SHAFTS STILL A MARVEL
Their manager was a scion of a noble house with no experience but plenty of ideas about mining. He started a vigorous prospecting programme. His ‘prospecting’ shafts are still a marvel to prospectors. Some are almost large enough to be the main shaft of the Wiluna mine. Rich specimens continued to be produced. The erection of a battery was set in hand. The future of the mine was believed to be assured. Then the manager received word that a party of his directors proposed coming out, at the company’s charge, of course, to inspect the mine. He thought to himself that he had nowhere to receive his illustrious visitors, and immediately set to work to prepare a place that would be worthy of them, and a credit to the company and himself. I was said to be the most handsome and imposing house outside of Coolgardie or Kalgoorlie and that more money was spent on it than developing the mine.

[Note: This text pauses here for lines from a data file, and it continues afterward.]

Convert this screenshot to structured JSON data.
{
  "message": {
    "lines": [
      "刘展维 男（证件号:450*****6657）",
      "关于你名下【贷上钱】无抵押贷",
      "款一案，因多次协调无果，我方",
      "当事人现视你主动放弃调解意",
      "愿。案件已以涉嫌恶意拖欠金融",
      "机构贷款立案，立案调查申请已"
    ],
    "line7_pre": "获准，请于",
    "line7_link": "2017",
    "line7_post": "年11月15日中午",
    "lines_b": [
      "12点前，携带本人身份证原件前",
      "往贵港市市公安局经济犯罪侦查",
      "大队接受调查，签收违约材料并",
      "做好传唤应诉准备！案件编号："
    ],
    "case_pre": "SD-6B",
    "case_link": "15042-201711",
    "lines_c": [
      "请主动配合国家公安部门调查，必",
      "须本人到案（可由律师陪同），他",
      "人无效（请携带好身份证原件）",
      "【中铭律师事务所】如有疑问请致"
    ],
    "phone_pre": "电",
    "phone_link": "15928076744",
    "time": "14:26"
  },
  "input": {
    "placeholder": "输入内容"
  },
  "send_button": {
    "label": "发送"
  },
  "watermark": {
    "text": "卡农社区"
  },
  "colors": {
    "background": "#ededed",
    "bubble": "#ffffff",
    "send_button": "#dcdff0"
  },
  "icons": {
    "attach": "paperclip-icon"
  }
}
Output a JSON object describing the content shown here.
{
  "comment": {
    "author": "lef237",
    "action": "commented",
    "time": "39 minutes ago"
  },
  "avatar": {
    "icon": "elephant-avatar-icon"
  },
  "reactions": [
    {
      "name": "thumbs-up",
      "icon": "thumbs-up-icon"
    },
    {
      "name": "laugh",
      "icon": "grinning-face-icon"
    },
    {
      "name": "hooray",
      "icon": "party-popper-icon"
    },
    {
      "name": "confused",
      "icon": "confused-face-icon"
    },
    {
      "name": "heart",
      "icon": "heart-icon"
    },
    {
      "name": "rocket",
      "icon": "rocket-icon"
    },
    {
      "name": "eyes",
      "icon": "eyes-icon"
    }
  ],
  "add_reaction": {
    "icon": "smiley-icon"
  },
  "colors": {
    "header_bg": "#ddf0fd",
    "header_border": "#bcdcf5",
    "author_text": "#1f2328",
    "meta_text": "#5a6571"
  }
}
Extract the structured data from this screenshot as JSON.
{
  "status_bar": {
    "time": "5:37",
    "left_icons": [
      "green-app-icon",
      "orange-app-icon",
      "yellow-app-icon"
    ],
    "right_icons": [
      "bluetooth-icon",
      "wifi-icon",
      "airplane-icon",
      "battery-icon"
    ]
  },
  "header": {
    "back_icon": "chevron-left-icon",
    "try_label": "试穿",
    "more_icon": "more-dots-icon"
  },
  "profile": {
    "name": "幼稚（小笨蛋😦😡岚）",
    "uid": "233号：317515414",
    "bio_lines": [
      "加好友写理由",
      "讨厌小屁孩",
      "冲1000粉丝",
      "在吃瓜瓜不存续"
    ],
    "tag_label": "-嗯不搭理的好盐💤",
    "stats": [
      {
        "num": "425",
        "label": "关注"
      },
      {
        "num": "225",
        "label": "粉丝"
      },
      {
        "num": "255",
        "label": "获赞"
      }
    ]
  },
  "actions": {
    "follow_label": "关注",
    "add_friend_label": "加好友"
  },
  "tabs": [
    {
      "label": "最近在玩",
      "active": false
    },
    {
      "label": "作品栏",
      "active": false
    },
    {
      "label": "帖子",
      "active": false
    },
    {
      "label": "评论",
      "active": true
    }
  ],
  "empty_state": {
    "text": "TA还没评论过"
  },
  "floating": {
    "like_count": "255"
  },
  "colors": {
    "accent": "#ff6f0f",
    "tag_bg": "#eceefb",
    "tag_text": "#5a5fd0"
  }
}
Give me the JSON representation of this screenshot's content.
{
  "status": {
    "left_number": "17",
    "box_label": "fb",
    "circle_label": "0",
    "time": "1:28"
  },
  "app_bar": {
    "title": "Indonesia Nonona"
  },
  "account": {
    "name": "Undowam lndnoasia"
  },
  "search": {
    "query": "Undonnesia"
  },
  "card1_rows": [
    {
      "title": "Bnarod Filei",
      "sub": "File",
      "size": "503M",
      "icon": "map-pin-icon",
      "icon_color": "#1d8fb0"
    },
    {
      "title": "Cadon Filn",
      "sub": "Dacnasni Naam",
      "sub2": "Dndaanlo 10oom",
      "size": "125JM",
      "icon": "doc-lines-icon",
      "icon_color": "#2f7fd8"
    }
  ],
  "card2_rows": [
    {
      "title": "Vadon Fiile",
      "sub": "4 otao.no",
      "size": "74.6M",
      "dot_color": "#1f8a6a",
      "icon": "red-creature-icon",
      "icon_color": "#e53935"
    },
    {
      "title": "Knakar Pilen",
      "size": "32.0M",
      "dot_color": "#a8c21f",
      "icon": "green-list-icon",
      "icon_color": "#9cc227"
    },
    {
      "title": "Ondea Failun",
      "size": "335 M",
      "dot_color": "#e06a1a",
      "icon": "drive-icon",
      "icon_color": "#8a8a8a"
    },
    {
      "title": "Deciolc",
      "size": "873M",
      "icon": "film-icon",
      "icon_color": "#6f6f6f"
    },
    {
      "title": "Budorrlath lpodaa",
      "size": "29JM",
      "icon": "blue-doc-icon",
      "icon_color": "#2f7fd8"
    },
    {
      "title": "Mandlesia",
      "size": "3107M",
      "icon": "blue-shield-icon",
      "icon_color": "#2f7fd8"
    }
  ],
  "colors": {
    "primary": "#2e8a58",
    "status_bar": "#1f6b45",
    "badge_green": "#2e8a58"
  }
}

A site was selected at the top of the breakaway from which a view could be had of the whole of the leases and beyond them a great expanse of bush with purple hills in the distance. No less than 14 bricklayers, as well as stonemasons, carpenters and laborers, were employed. The foundations were of granite, the walls were 27 inches thick, of buff limestone quarried nearby, with the corners and parapets of best Coolgardie bricks.
THE SKELETON OF STONE
There were seven rooms, an entrance hall, a big kitchen, a bathroom with a built-in bath, a centre court after the the style of Moorish houses, a pillared verandah in front, and a spacious cellar at the back. Dados and ceilings were of polished wood. It was a house to be proud of, and while it was being built the manager must often have pictured himself seated on the verandah, surveying his domain below and the beautiful view beyond. A curved driveway led up to the stone steps at the front entrance.
AND THEN—THE END
But before the house was finished the manager had other worries. The battery was erected and crushed all the rich stone available, but not enough of it could be found to keep the battery going. All the rich veins proved to be ‘squibs.’ Further crushing dirt was obtained from an alluvial deposit, but this was very limited. When no more payable ore was in sight, and no more investors money was left, the end came. Work ceased on all the shafts, the battery was silent, and the little township which had grown up about half a mile down the road disappeared. Some say the house was never inhabited. At all events it was abandoned soon after it was completed. Later the roof and woodwork were removed for use at more permanent centres and, until one of the rooms was lately converted into a camp by the aforementioned prospector, the stout stone walls with their blank windows and doorways have served only as a striking monument to folly.
NOTE: Does anyone know if the remains of the house are still there?